Operation Sond Chara – Pashto for Red Dagger – was named after the Royal Marine commandos’ shoulder badge.Its aim, apparently now achieved, was to stamp Afghan government control on a Taliban-infested region of Helmand province and allow locals to register and vote in presidential elections later this year.
The Red Dagger battles were mainly fought north and west of Lashkar Gah, the provincial capital. In one, marines had to “yomp” through mud to attack the enemy dug in at a strategic town. In another, a village was taken by a frontal charge led by Danish dragoons’ tanks.
“Some of the places we stayed in were a nightmare,” said one soldier. “Sleeping in the mud was the worst. It was difficult to tell who the enemy was – it was pretty scary.”
Whatley, 20, from King’s Lynn, Norfolk, was killed in some of the fiercest fighting of the offensive.
Chah-e Anjir was the Taliban command post from which insurgents controlled increasingly audacious attacks, including one in October when 300 marched into Lashkar Gah, raising serious questions over who was in control.
The troops in the assault on Chah-e Anjir had presents from Britain in their packs ready to open once the fighting was over.
Despite his young age, Whatley had already served in Afghanistan and seen his best friend killed.
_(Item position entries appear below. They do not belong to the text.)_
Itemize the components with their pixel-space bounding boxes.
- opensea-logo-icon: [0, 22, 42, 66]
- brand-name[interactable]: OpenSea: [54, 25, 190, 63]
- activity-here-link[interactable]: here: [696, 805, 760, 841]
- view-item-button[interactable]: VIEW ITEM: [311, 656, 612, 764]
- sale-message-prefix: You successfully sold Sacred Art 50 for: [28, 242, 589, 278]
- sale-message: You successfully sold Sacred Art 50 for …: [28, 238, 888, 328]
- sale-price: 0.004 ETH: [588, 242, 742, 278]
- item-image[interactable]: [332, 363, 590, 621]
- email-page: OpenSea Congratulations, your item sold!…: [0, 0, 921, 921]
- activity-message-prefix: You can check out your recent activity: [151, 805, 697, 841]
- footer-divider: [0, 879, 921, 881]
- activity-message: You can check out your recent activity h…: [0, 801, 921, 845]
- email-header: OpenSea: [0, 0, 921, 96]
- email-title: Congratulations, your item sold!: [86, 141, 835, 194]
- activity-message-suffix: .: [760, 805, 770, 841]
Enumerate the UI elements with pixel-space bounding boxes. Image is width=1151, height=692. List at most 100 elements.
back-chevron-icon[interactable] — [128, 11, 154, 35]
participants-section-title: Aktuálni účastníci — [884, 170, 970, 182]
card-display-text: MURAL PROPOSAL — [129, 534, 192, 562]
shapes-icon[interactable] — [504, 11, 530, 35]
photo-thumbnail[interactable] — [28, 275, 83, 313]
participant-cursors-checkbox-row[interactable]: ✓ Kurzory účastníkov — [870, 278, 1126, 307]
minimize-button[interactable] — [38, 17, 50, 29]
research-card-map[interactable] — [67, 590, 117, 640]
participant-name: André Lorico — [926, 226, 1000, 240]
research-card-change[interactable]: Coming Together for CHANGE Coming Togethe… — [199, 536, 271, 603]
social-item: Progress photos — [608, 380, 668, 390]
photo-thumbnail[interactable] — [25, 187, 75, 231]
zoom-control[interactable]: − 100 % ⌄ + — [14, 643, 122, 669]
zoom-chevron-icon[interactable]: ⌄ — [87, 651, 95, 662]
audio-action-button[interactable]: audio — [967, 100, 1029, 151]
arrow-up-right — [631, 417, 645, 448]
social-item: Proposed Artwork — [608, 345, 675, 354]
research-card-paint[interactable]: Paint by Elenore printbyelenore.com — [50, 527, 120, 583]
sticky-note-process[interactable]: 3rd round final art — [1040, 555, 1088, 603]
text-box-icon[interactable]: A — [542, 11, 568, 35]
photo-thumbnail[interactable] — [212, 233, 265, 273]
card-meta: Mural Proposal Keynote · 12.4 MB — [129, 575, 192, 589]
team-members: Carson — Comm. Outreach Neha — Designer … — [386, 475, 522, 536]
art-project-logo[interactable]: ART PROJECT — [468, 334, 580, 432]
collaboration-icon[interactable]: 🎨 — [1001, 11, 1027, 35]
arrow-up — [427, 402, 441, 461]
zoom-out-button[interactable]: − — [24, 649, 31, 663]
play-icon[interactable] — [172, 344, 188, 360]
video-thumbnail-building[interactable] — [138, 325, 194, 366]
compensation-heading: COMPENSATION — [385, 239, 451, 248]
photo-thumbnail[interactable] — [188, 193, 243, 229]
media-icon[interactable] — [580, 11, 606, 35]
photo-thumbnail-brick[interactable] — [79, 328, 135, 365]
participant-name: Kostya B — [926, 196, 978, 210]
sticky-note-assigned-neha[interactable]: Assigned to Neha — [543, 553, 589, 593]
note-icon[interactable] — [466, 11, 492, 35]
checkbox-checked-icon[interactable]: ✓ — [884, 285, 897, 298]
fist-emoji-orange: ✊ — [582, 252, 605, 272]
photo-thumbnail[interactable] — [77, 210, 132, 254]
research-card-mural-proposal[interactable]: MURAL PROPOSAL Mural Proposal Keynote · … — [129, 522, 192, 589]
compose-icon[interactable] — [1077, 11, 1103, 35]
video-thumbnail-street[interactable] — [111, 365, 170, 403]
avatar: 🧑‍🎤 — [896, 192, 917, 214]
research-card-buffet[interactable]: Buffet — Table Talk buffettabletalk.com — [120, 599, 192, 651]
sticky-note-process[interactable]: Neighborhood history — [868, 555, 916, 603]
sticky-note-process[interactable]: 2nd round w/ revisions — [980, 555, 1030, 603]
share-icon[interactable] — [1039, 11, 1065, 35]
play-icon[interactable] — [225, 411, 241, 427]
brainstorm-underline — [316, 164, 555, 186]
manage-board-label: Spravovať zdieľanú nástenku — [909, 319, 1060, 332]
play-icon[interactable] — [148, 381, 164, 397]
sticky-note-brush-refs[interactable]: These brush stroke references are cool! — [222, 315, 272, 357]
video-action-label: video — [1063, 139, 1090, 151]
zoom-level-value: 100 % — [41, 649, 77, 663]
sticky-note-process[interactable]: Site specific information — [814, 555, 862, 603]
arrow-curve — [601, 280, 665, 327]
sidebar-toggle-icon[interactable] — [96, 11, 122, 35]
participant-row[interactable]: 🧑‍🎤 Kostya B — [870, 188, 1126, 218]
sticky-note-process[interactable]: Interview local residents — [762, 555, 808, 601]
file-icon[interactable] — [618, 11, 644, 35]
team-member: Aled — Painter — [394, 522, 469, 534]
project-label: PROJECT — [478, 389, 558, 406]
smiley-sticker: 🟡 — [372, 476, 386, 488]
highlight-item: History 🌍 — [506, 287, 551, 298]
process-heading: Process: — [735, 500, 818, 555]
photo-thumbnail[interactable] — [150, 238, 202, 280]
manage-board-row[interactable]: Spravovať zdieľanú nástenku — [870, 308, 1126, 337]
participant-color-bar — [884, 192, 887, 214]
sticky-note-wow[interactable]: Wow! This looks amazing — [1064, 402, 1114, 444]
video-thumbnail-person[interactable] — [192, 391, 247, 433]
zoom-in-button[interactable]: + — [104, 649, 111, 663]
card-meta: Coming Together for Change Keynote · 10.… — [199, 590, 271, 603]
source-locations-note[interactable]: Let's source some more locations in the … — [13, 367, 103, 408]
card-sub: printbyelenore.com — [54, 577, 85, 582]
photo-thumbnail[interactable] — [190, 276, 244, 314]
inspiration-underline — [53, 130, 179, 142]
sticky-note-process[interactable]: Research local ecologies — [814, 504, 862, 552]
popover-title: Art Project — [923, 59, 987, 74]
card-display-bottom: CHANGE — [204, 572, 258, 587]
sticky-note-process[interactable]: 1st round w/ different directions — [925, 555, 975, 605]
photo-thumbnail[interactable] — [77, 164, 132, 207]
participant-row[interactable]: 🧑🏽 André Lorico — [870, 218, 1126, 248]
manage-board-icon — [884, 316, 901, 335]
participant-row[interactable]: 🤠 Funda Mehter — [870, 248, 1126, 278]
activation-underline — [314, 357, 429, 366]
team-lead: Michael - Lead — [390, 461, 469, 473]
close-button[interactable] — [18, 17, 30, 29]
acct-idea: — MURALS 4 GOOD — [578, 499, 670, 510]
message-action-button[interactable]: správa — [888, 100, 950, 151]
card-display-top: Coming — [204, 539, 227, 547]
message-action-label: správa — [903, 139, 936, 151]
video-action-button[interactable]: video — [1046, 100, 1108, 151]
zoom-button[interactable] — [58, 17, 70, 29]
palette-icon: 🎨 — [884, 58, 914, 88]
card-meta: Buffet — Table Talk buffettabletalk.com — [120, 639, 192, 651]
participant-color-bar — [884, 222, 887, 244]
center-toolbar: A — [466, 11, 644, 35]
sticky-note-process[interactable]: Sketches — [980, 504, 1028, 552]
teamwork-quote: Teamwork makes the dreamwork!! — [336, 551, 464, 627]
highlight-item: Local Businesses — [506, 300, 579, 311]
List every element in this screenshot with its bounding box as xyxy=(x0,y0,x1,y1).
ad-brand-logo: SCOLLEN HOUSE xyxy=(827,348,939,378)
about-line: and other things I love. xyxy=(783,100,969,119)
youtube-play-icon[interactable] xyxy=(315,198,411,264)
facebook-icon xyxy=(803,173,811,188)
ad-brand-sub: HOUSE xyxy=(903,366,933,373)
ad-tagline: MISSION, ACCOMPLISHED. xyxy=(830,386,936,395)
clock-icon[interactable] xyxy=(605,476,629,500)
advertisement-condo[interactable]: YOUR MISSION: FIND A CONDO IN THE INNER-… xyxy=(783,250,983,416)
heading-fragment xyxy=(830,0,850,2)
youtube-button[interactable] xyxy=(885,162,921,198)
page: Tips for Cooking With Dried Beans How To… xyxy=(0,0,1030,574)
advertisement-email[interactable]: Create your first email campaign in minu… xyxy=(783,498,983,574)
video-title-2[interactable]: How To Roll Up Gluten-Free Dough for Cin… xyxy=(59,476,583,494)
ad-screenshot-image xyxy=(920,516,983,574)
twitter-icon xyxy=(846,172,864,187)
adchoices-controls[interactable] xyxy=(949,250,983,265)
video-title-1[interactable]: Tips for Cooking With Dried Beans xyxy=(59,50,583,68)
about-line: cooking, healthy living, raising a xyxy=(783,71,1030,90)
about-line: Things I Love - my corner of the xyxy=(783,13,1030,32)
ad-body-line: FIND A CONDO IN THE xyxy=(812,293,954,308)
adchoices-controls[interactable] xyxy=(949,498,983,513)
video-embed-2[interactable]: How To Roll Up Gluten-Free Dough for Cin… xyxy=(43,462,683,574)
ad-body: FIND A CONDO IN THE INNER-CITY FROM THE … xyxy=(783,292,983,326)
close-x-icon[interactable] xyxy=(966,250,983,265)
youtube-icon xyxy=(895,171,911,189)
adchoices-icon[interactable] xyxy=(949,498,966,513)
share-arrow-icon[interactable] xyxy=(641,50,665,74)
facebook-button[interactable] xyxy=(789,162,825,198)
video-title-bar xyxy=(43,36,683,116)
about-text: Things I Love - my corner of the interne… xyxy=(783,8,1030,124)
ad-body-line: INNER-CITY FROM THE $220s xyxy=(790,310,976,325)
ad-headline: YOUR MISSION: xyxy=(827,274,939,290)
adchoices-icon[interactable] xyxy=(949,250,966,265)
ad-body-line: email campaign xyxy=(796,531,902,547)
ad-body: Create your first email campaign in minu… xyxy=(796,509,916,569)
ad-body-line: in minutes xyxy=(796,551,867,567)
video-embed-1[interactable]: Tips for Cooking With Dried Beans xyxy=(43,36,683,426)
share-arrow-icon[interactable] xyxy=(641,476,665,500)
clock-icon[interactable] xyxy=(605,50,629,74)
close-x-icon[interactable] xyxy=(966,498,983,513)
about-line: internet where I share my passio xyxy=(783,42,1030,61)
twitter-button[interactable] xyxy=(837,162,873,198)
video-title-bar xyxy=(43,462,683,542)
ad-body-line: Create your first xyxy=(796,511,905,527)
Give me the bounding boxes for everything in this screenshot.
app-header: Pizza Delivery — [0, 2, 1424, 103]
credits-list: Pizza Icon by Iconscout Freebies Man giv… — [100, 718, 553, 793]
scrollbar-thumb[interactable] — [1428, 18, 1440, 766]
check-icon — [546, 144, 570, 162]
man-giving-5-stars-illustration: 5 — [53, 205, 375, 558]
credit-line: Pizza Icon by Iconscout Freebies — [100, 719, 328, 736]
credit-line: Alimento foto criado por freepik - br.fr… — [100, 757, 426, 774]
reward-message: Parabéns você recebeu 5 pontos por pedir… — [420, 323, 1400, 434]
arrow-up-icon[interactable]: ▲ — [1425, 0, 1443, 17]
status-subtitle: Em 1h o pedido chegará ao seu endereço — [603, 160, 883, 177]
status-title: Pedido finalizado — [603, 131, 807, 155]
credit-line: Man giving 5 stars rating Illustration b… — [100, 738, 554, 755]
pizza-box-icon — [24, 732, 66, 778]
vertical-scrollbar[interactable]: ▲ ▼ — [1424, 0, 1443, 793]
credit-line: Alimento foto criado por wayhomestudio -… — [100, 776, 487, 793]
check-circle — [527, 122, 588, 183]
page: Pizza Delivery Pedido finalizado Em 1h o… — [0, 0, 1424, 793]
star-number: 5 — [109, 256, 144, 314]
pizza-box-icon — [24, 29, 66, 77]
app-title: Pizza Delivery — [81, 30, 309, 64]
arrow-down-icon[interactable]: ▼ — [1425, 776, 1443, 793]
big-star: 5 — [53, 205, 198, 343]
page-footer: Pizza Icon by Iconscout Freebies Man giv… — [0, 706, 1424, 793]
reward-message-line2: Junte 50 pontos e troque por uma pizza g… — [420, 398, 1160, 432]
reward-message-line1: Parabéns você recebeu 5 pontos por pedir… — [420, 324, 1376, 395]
He was one of what his commander described as “a tight and combat-hardened band of warriors”.
Whatley was killed at the head of his section, “fighting from the front for his friends”. They were among marines pouring into Chah-e Anjir, ferried by Chinook transport helicopters and backed up by Apache helicopter gunships.
Preparations for Red Dagger began in November with intelligence-gathering operations in which Marine Tony Evans, 20, from Sunderland, and Marine Georgie Sparks, 19, from Epping, Essex, were killed by a Taliban rocket-propelled grenade.
The offensive, which included British, Danish, Estonian and Afghan troops, began in earnest on December 7.
The first clashes included an attack on a village used as a safe haven by the Taliban when Danish Leopard tanks from the Jutland Dragoons led a combined assault with British and Afghan troops.
The speed of the Leopards caught the Taliban by surprise. After firing a final flurry of 107mm rockets, they fled.
... as darkness fell on December 11, hundreds of Royal Marines from 42 Commando attacked the town of Nad-e-Ali.
Some went in by helicopter; others advanced on the ground, backed up by armoured vehicles and Apaches.
“We air-assaulted in at night,” said Lieutenant-Colonel Charlie Stickland, commanding officer of 42 Commando. “Thankfully all the insertions went very swiftly and very well and we unhinged the insurgents.”
Meanwhile, another force of commandos and Afghans, backed up by the 2nd Battalion, The Princess of Wales’s Royal Regiment, took the town of Shin Kalay, west of Lashkar Gah.